Hayvanların ağırlık ölçümleri Genel sağlık durumları ve gözlemlenen semptomlar Yem ve ürün tüketimi Lezzetlilik oranı (amount of product:amount of challenge diet)

kayıt altına alınmalıdır.

Deneysel Dizayn

Çalışmalarda sağlıklı, yetişkin ve 25 gr’dan az olmayan fare ve 180 gr’dan az olmayan sıçan farklı eşeylerden (5 dişi – 5 erkek) kullanılmaktadır.

Hayvanlar minimum 3 gün boyunca yaşadıkları ortama alıştırılırlar ve günlük standart pellet yem ile beslenirler.

3. günün sonunda her hayvanın normal şekilde beslendiği ve ne kadar yem tükettiği kayıt altına alınır.

Eğer düzgün beslenmeyen hayvan var ise denemeden çıkartılır.

Test periodunun başında hayvanların günlük yemi uzaklaştırılır ve biyosidal ürün (rodentisit) verilir.

Test boyunca her 24 saatte dökülen ürünler toplanır ve dışkı gibi artıklar ortamdan uzaklaştırılır (Kullanılan altlıklar önemlidir).

Tüketilen ürün miktarı kayıt altına alınır.

Eğer çalışma 1 günlük ise, gözlem periyodu boyunca ürün kaldırılır ve yerine pellet (laboratuvar yemi) koyulur.

Uzun süreli etkinlik çalışmalarında ise, ilk verilen ürün kaldırılır ve yerine aynı miktarda taze ürün eklenir.

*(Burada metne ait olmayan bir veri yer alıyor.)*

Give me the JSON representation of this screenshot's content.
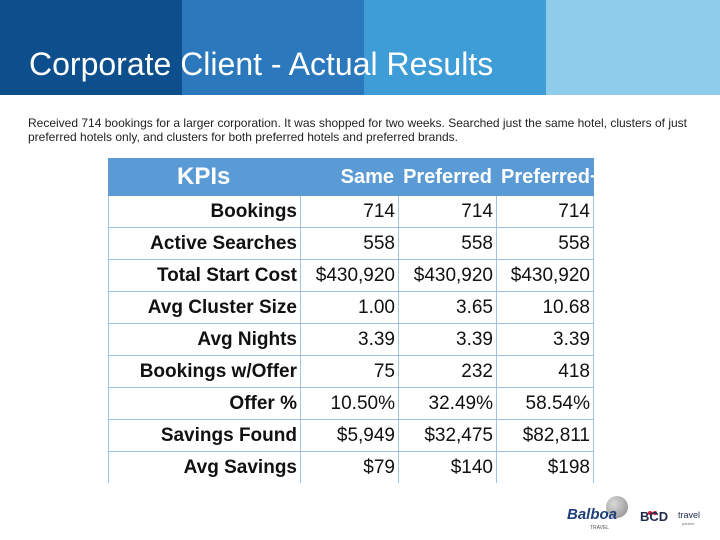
{
  "title": "Corporate Client - Actual Results",
  "description": "Received 714 bookings for a larger corporation.  It was shopped for two weeks.  Searched just the same hotel, clusters of just preferred hotels only, and clusters for both preferred hotels and preferred brands.",
  "banner_colors": [
    "#0d4e8c",
    "#2b78bd",
    "#3e9dd6",
    "#8fcbea"
  ],
  "table": {
    "headers": [
      "KPIs",
      "Same",
      "Preferred",
      "Preferred+"
    ],
    "rows": [
      {
        "label": "Bookings",
        "same": "714",
        "preferred": "714",
        "preferred_plus": "714"
      },
      {
        "label": "Active Searches",
        "same": "558",
        "preferred": "558",
        "preferred_plus": "558"
      },
      {
        "label": "Total Start Cost",
        "same": "$430,920",
        "preferred": "$430,920",
        "preferred_plus": "$430,920"
      },
      {
        "label": "Avg Cluster Size",
        "same": "1.00",
        "preferred": "3.65",
        "preferred_plus": "10.68"
      },
      {
        "label": "Avg Nights",
        "same": "3.39",
        "preferred": "3.39",
        "preferred_plus": "3.39"
      },
      {
        "label": "Bookings w/Offer",
        "same": "75",
        "preferred": "232",
        "preferred_plus": "418"
      },
      {
        "label": "Offer %",
        "same": "10.50%",
        "preferred": "32.49%",
        "preferred_plus": "58.54%"
      },
      {
        "label": "Savings Found",
        "same": "$5,949",
        "preferred": "$32,475",
        "preferred_plus": "$82,811"
      },
      {
        "label": "Avg Savings",
        "same": "$79",
        "preferred": "$140",
        "preferred_plus": "$198"
      }
    ]
  },
  "logos": {
    "balboa": "Balboa",
    "balboa_sub": "TRAVEL",
    "bcd": "BCD",
    "travel": "travel",
    "travel_sub": "partner"
  }
}
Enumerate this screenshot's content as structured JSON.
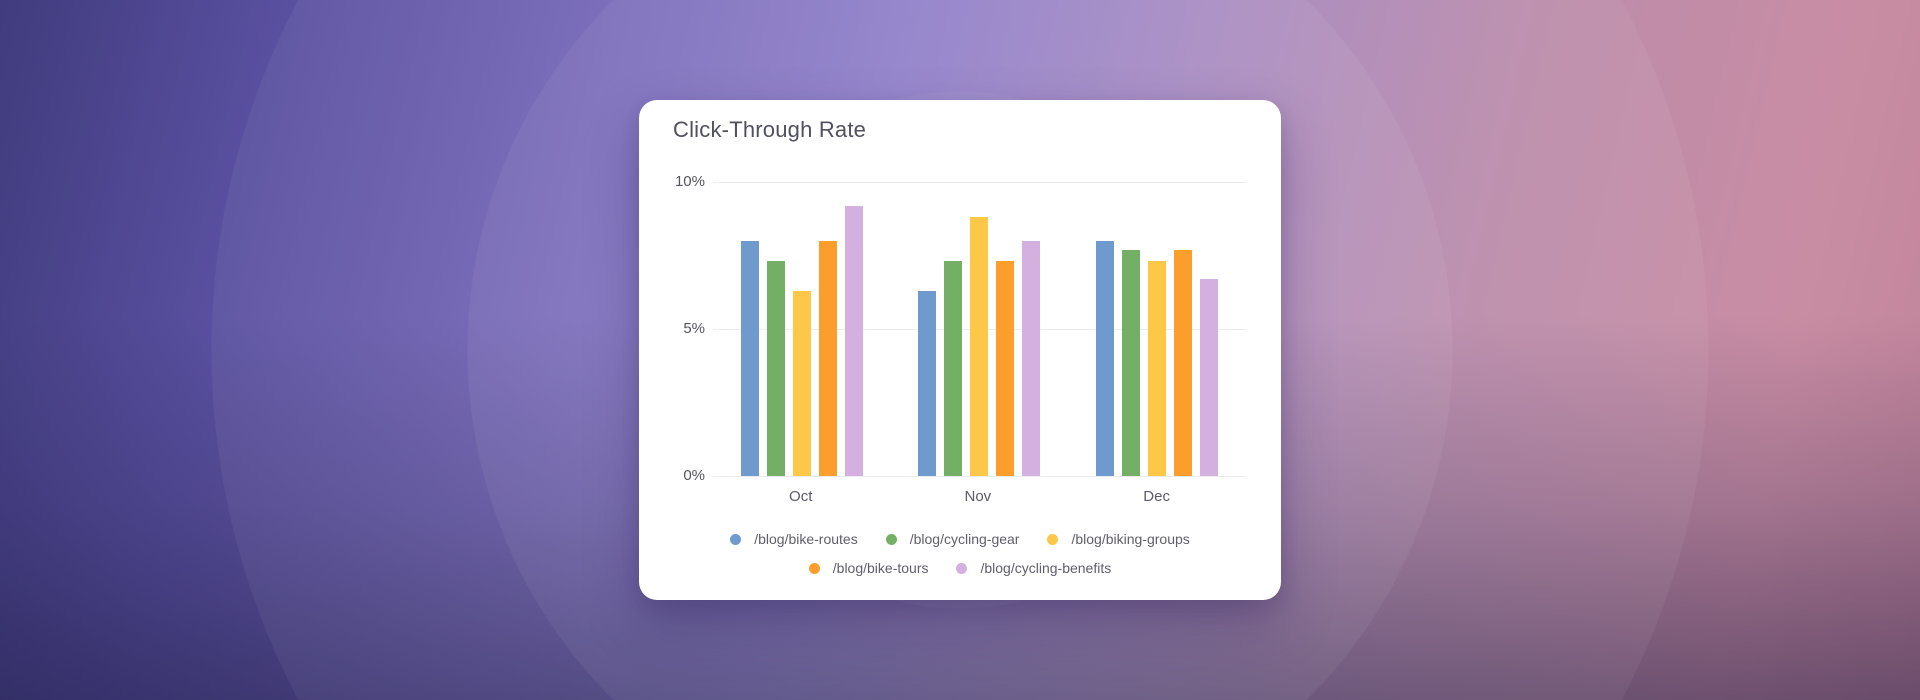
{
  "card": {
    "title": "Click-Through Rate"
  },
  "chart_data": {
    "type": "bar",
    "title": "Click-Through Rate",
    "categories": [
      "Oct",
      "Nov",
      "Dec"
    ],
    "series": [
      {
        "name": "/blog/bike-routes",
        "color": "#6E9ACE",
        "values": [
          8.0,
          6.3,
          8.0
        ]
      },
      {
        "name": "/blog/cycling-gear",
        "color": "#73AF64",
        "values": [
          7.3,
          7.3,
          7.7
        ]
      },
      {
        "name": "/blog/biking-groups",
        "color": "#FDC847",
        "values": [
          6.3,
          8.8,
          7.3
        ]
      },
      {
        "name": "/blog/bike-tours",
        "color": "#FB9E2C",
        "values": [
          8.0,
          7.3,
          7.7
        ]
      },
      {
        "name": "/blog/cycling-benefits",
        "color": "#D4B0E1",
        "values": [
          9.2,
          8.0,
          6.7
        ]
      }
    ],
    "xlabel": "",
    "ylabel": "",
    "ylim": [
      0,
      10
    ],
    "yticks": [
      {
        "value": 0,
        "label": "0%"
      },
      {
        "value": 5,
        "label": "5%"
      },
      {
        "value": 10,
        "label": "10%"
      }
    ],
    "grid": true,
    "legend_position": "bottom",
    "legend_rows": [
      [
        0,
        1,
        2
      ],
      [
        3,
        4
      ]
    ]
  },
  "theme": {
    "card_background": "#ffffff",
    "title_color": "#51505e",
    "axis_text_color": "#56555f",
    "gridline_color": "#ebebf0",
    "bg_gradient_start": "#403c7e",
    "bg_gradient_mid": "#8b7ac7",
    "bg_gradient_end": "#c98da3"
  }
}
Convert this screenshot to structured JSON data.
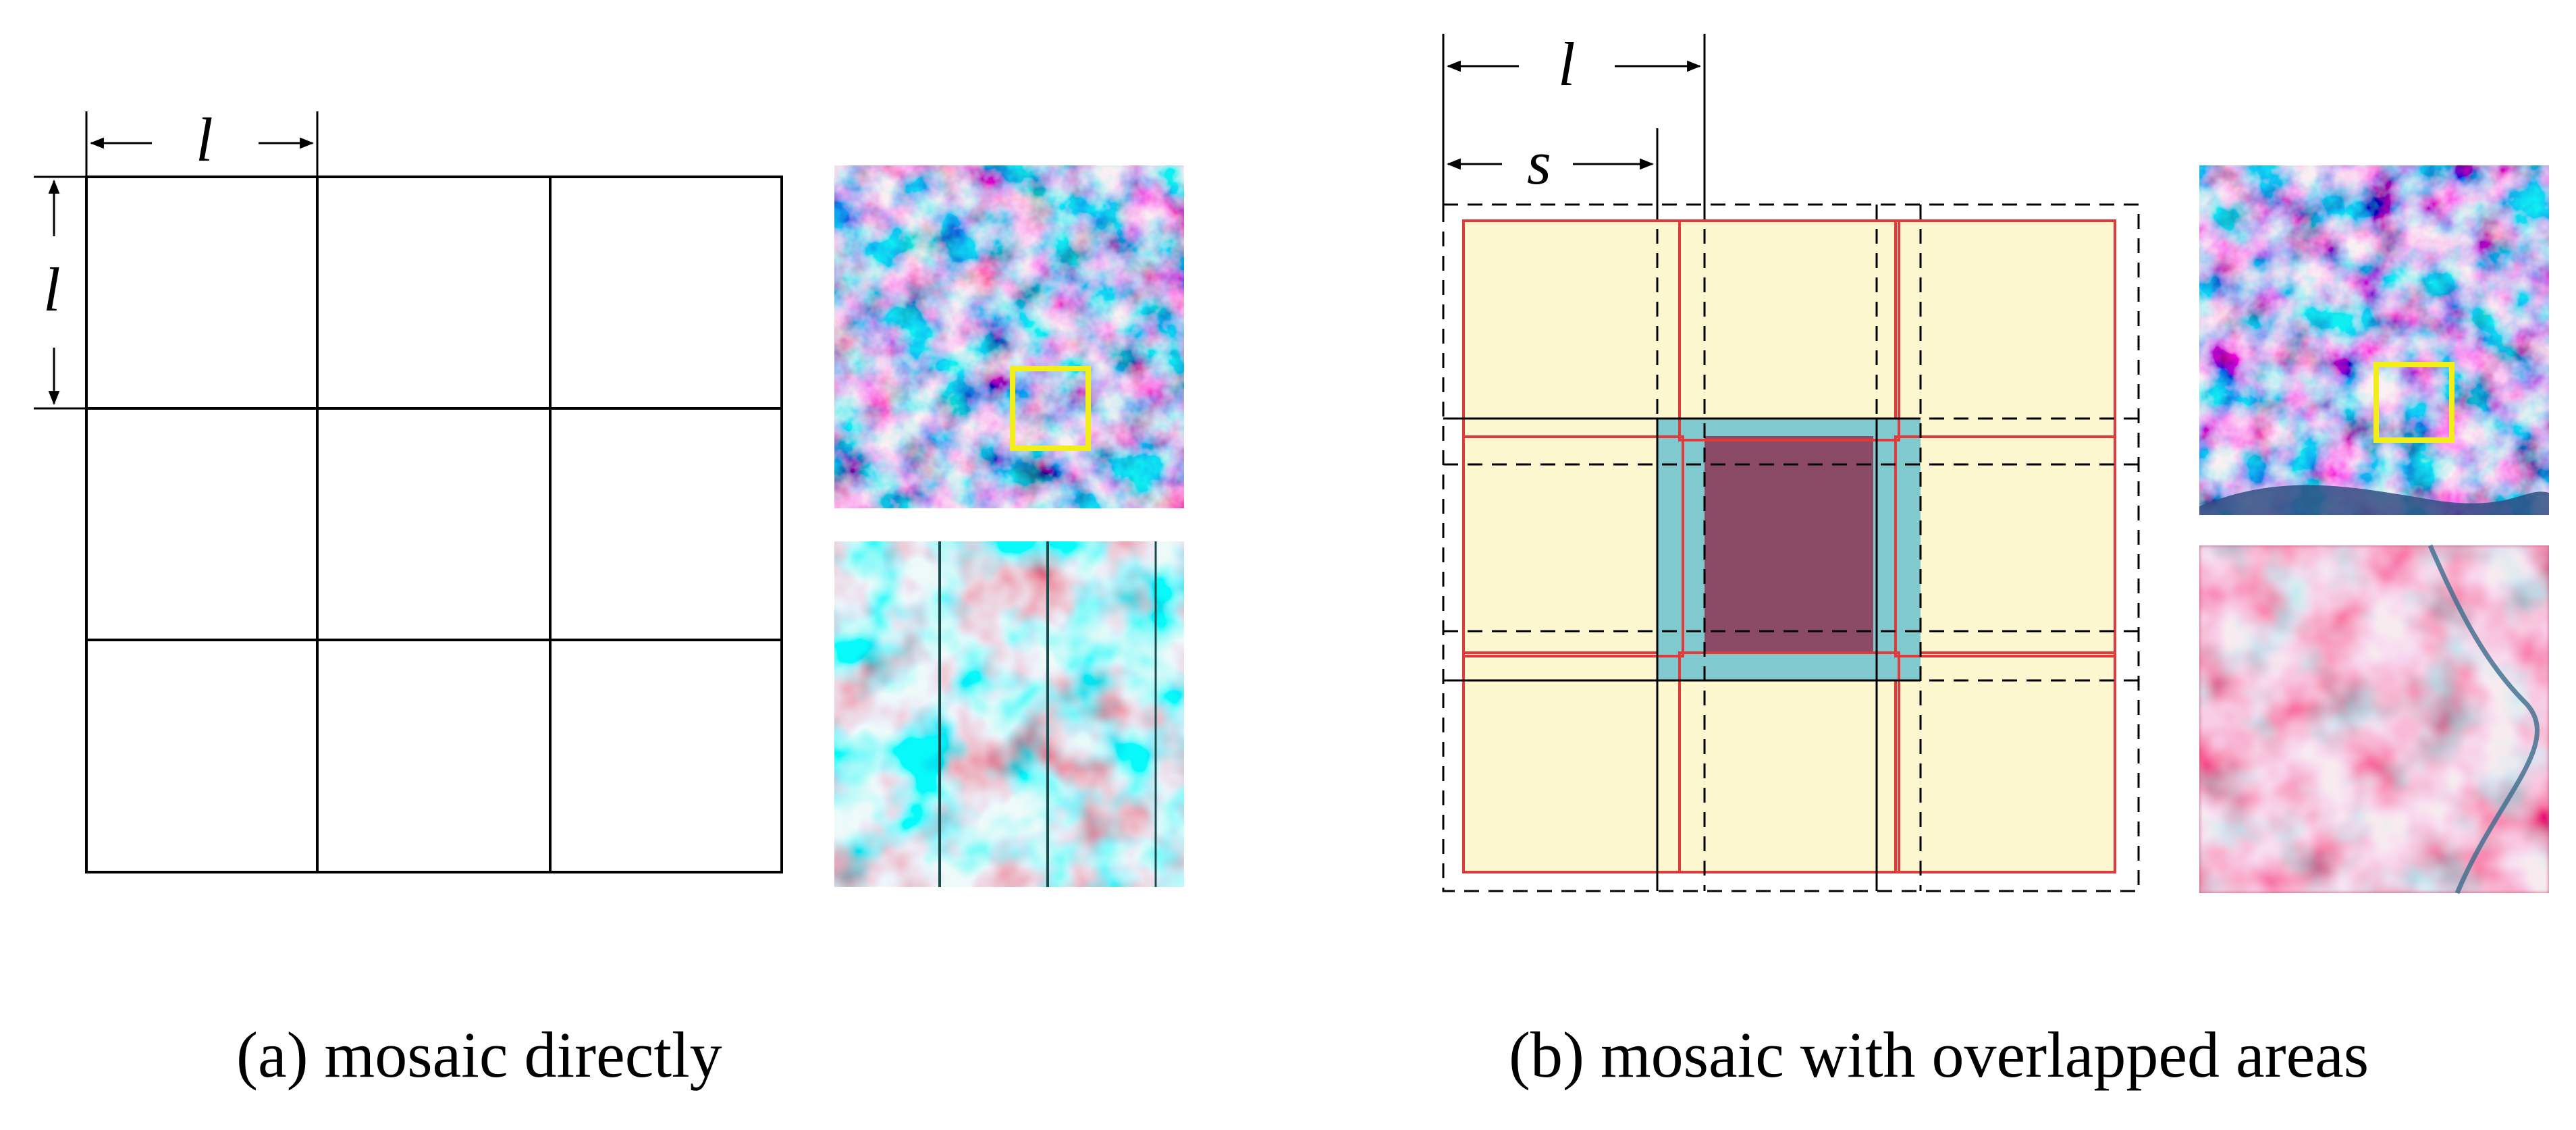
{
  "panel_a": {
    "dimension_label_horizontal": "l",
    "dimension_label_vertical": "l",
    "caption": "(a) mosaic directly"
  },
  "panel_b": {
    "dimension_label_l": "l",
    "dimension_label_s": "s",
    "caption": "(b) mosaic with overlapped areas"
  },
  "colors": {
    "grid_line": "#000000",
    "tile_fill": "#fdf7cf",
    "tile_border": "#e03a3a",
    "overlap_fill": "#7fc9cf",
    "center_fill": "#8b4a66",
    "highlight_box": "#f2ee1a"
  },
  "images": {
    "satellite_overview": "satellite-image",
    "zoomed_direct": "zoomed-satellite-image-with-seams",
    "zoomed_overlapped": "zoomed-satellite-image-seamless"
  }
}
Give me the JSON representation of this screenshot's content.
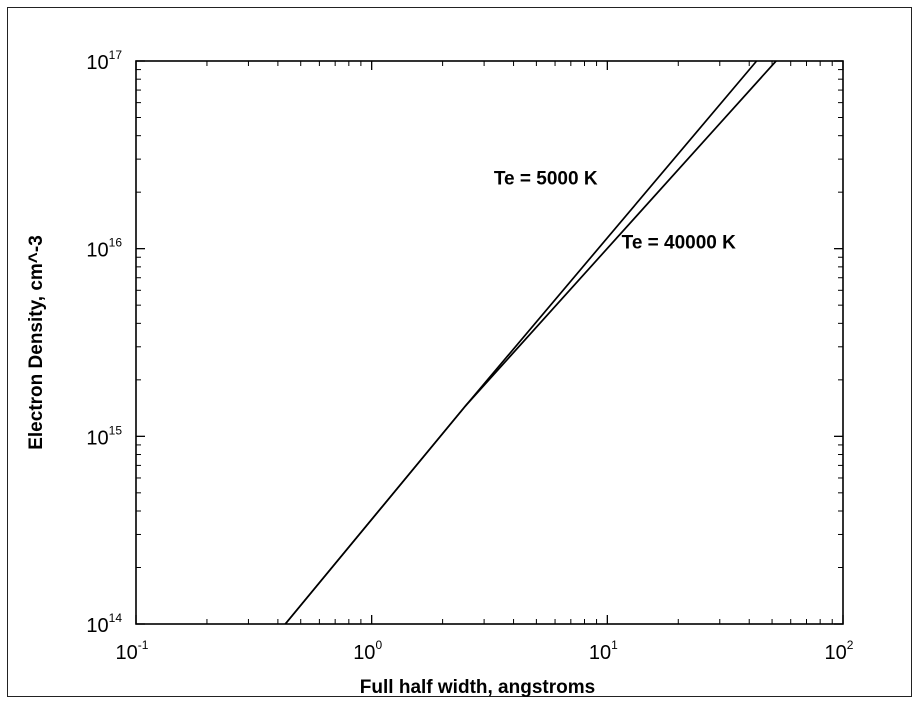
{
  "chart_data": {
    "type": "line",
    "title": "",
    "xlabel": "Full half width, angstroms",
    "ylabel": "Electron Density, cm^-3",
    "xscale": "log",
    "yscale": "log",
    "xlim": [
      0.1,
      100
    ],
    "ylim": [
      100000000000000.0,
      1e+17
    ],
    "grid": false,
    "x_ticks": [
      {
        "value": 0.1,
        "base": "10",
        "exp": "-1"
      },
      {
        "value": 1,
        "base": "10",
        "exp": "0"
      },
      {
        "value": 10,
        "base": "10",
        "exp": "1"
      },
      {
        "value": 100,
        "base": "10",
        "exp": "2"
      }
    ],
    "y_ticks": [
      {
        "value": 100000000000000.0,
        "base": "10",
        "exp": "14"
      },
      {
        "value": 1000000000000000.0,
        "base": "10",
        "exp": "15"
      },
      {
        "value": 1e+16,
        "base": "10",
        "exp": "16"
      },
      {
        "value": 1e+17,
        "base": "10",
        "exp": "17"
      }
    ],
    "series": [
      {
        "name": "Te = 5000 K",
        "x": [
          0.43,
          2.5,
          43
        ],
        "y": [
          100000000000000.0,
          1450000000000000.0,
          1e+17
        ]
      },
      {
        "name": "Te = 40000 K",
        "x": [
          0.43,
          2.5,
          52
        ],
        "y": [
          100000000000000.0,
          1450000000000000.0,
          1e+17
        ]
      }
    ],
    "annotations": [
      {
        "text": "Te = 5000 K",
        "x": 3.3,
        "y": 2.2e+16
      },
      {
        "text": "Te = 40000 K",
        "x": 11.5,
        "y": 1e+16
      }
    ],
    "colors": {
      "line": "#000000",
      "axis": "#000000",
      "background": "#ffffff"
    }
  }
}
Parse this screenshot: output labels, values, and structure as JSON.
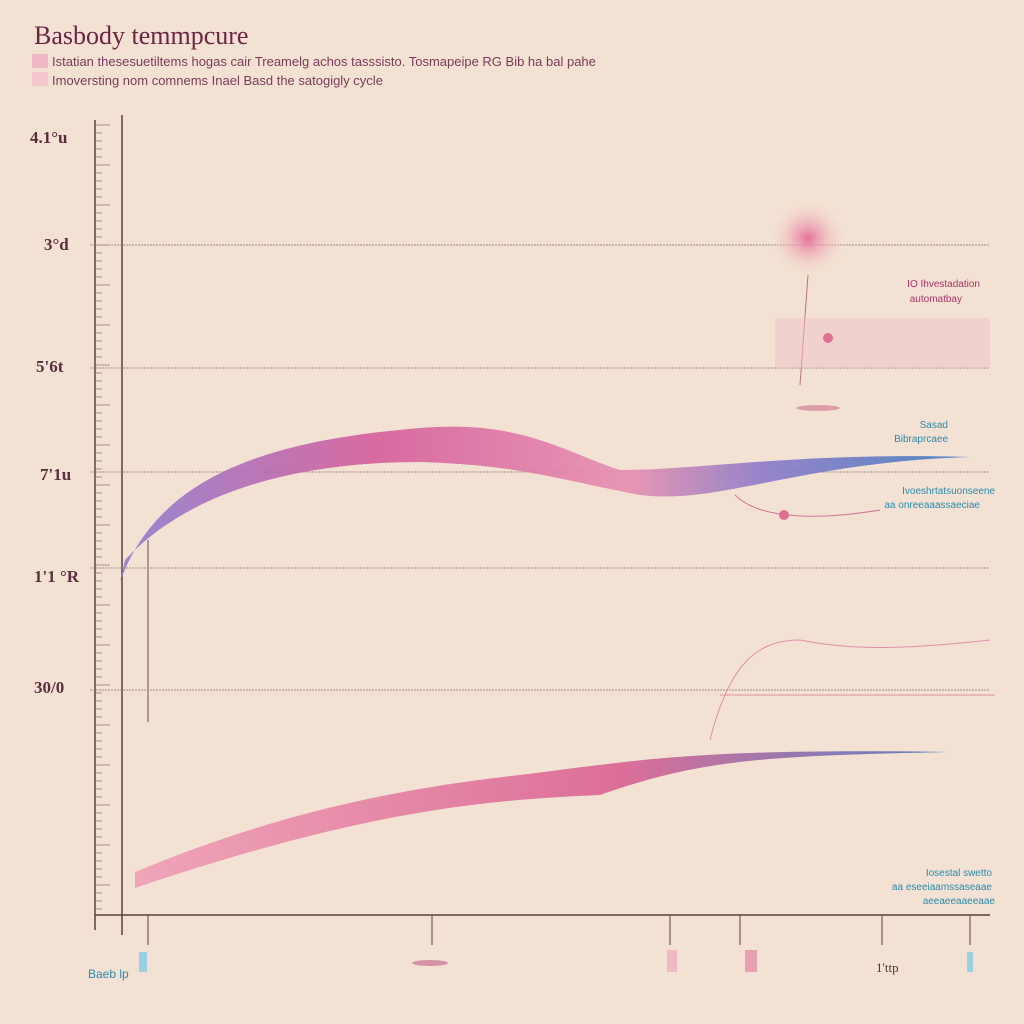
{
  "header": {
    "title": "Basbody temmpcure",
    "subtitle": [
      "Istatian thesesuetiltems hogas cair Treamelg achos tasssisto. Tosmapeipe RG Bib ha bal pahe",
      "Imoversting nom comnems Inael Basd the satogigly cycle"
    ]
  },
  "y_labels": [
    "4.1°u",
    "3°d",
    "5'6t",
    "7'1u",
    "1'1 °R",
    "30/0"
  ],
  "annotations": [
    {
      "lines": [
        "IO Ihvestadation",
        "automatbay"
      ]
    },
    {
      "lines": [
        "Sasad",
        "Bibraprcaee"
      ]
    },
    {
      "lines": [
        "Ivoeshrtatsuonseene",
        "aa onreeaaassaeciae"
      ]
    },
    {
      "lines": [
        "Iosestal swetto",
        "aa eseeiaamssaseaae",
        "aeeaeeaaeeaae"
      ]
    }
  ],
  "x_labels": [
    "Baeb lp",
    "1'ttp"
  ]
}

Son gün (var ise) tüketilmemiş yem kaldırılır ve yerine gözlem periyodu boyunca pellet (laboratuvar yemi) koyulur.

Gözlem periyodu boyunca rodentler en az günde 1 (ideal 2 gün) kere kontrol edilirler.

Karşılaşılan bütün toksik semptomlar ve mortalite oranları kayıt altına alınır.

Gözlem periyodu boyunca kayıt altına alınan mortalite yüzdesi değerlendirilir.

Hayvanları % 90‘nından fazlasının ölmesi durumu göz önünde bulundurularak ürün etkinliği kayıt altına alınır.